Answer:
Let's express each expression as a product:
1) \( \sin(a - \frac{2\pi}{3}) - \sin(a + \frac{2\pi}{3}) \)
Using the identity \( \sin(A - B) - \sin(A + B) = -2\sin(B)\cos(A) \):
\( -2\sin(\frac{2\pi}{3})\cos(a) \)
\( -2\left(\frac{\sqrt{3}}{2}\right)\cos(a) \)
\( -\sqrt{3}\cos(a) \)
2) \( \sin(a + b) + \sin(a - b) \)
Using the identity \( \sin(A + B) + \sin(A - B) = 2\sin(A)\cos(B) \):
\( 2\sin(a)\cos(b) \)
3) \( \cos(2a - \frac{\pi}{16}) + \cos(\frac{9\pi}{16} - 2a) \)

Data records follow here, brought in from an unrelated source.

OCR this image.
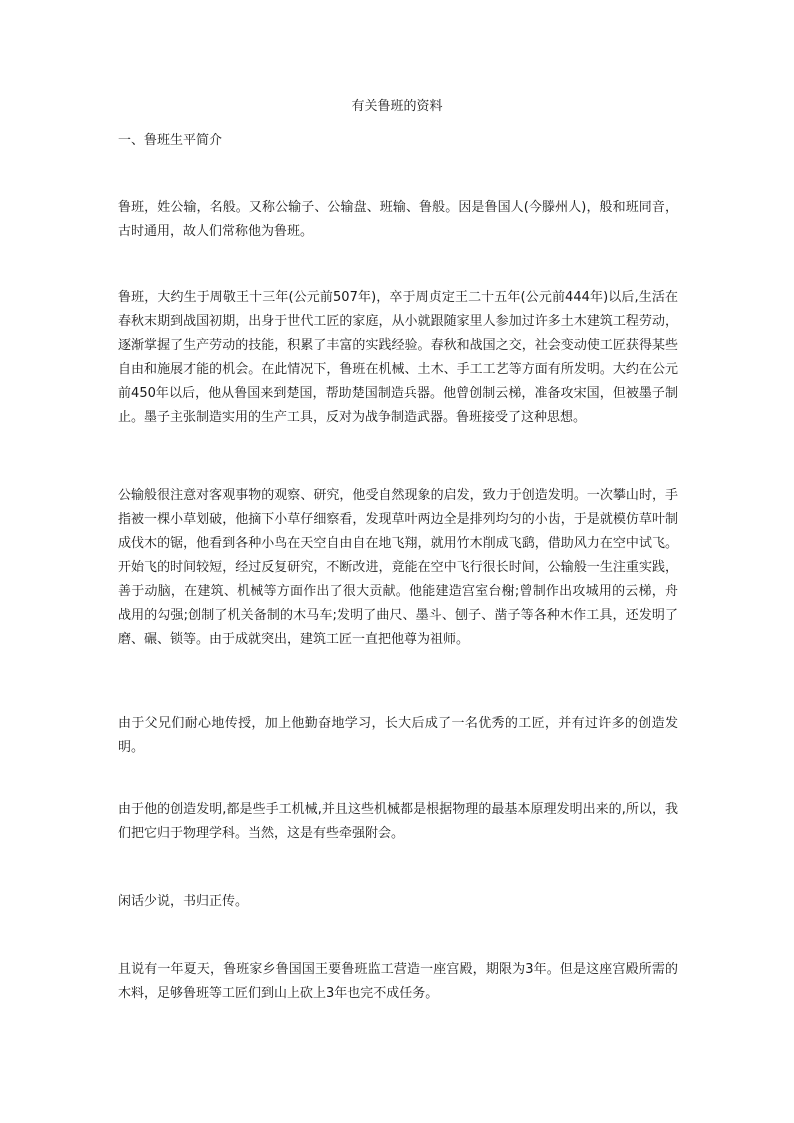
有关鲁班的资料
一、鲁班生平简介

鲁班，姓公输，名般。又称公输子、公输盘、班输、鲁般。因是鲁国人(今滕州人)，般和班同音，古时通用，故人们常称他为鲁班。

鲁班，大约生于周敬王十三年(公元前507年)，卒于周贞定王二十五年(公元前444年)以后,生活在春秋末期到战国初期，出身于世代工匠的家庭，从小就跟随家里人参加过许多土木建筑工程劳动，逐渐掌握了生产劳动的技能，积累了丰富的实践经验。春秋和战国之交，社会变动使工匠获得某些自由和施展才能的机会。在此情况下，鲁班在机械、土木、手工工艺等方面有所发明。大约在公元前450年以后，他从鲁国来到楚国，帮助楚国制造兵器。他曾创制云梯，准备攻宋国，但被墨子制止。墨子主张制造实用的生产工具，反对为战争制造武器。鲁班接受了这种思想。

公输般很注意对客观事物的观察、研究，他受自然现象的启发，致力于创造发明。一次攀山时，手指被一棵小草划破，他摘下小草仔细察看，发现草叶两边全是排列均匀的小齿，于是就模仿草叶制成伐木的锯，他看到各种小鸟在天空自由自在地飞翔，就用竹木削成飞鹞，借助风力在空中试飞。开始飞的时间较短，经过反复研究，不断改进，竟能在空中飞行很长时间，公输般一生注重实践，善于动脑，在建筑、机械等方面作出了很大贡献。他能建造宫室台榭;曾制作出攻城用的云梯，舟战用的勾强;创制了机关备制的木马车;发明了曲尺、墨斗、刨子、凿子等各种木作工具，还发明了磨、碾、锁等。由于成就突出，建筑工匠一直把他尊为祖师。

由于父兄们耐心地传授，加上他勤奋地学习，长大后成了一名优秀的工匠，并有过许多的创造发明。

由于他的创造发明,都是些手工机械,并且这些机械都是根据物理的最基本原理发明出来的,所以，我们把它归于物理学科。当然，这是有些牵强附会。

闲话少说，书归正传。

且说有一年夏天，鲁班家乡鲁国国王要鲁班监工营造一座宫殿，期限为3年。但是这座宫殿所需的木料，足够鲁班等工匠们到山上砍上3年也完不成任务。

Using the identity \( \cos(A - B) + \cos(A + B) = 2\cos(A)\cos(B) \):
\( 2\cos\left(\frac{\pi}{32}\right)\cos\left(2a - \frac{7\pi}{32}\right) \)
4) \( 1 - \cos(a) \)
This is already a product: \( (1)(1) - (\cos(a)) \)
5) \( 1 + \sin(a) \)
This is already a product: \( (1)(1) + (\sin(a)) \)
6) \( 1 - 2\cos^2(a) \)
Using the identity \( \cos^2(A) = 1 - \sin^2(A) \):
\( 1 - 2(1 - \sin^2(a)) \)
\( 1 - 2 + 2\sin^2(a) \)
\( 2\sin^2(a) - 1 \)
7) \( \sin(4b) + \sin(10b) + \sin(22b) + \sin(16b) \)
These terms cannot be expressed as a simple product.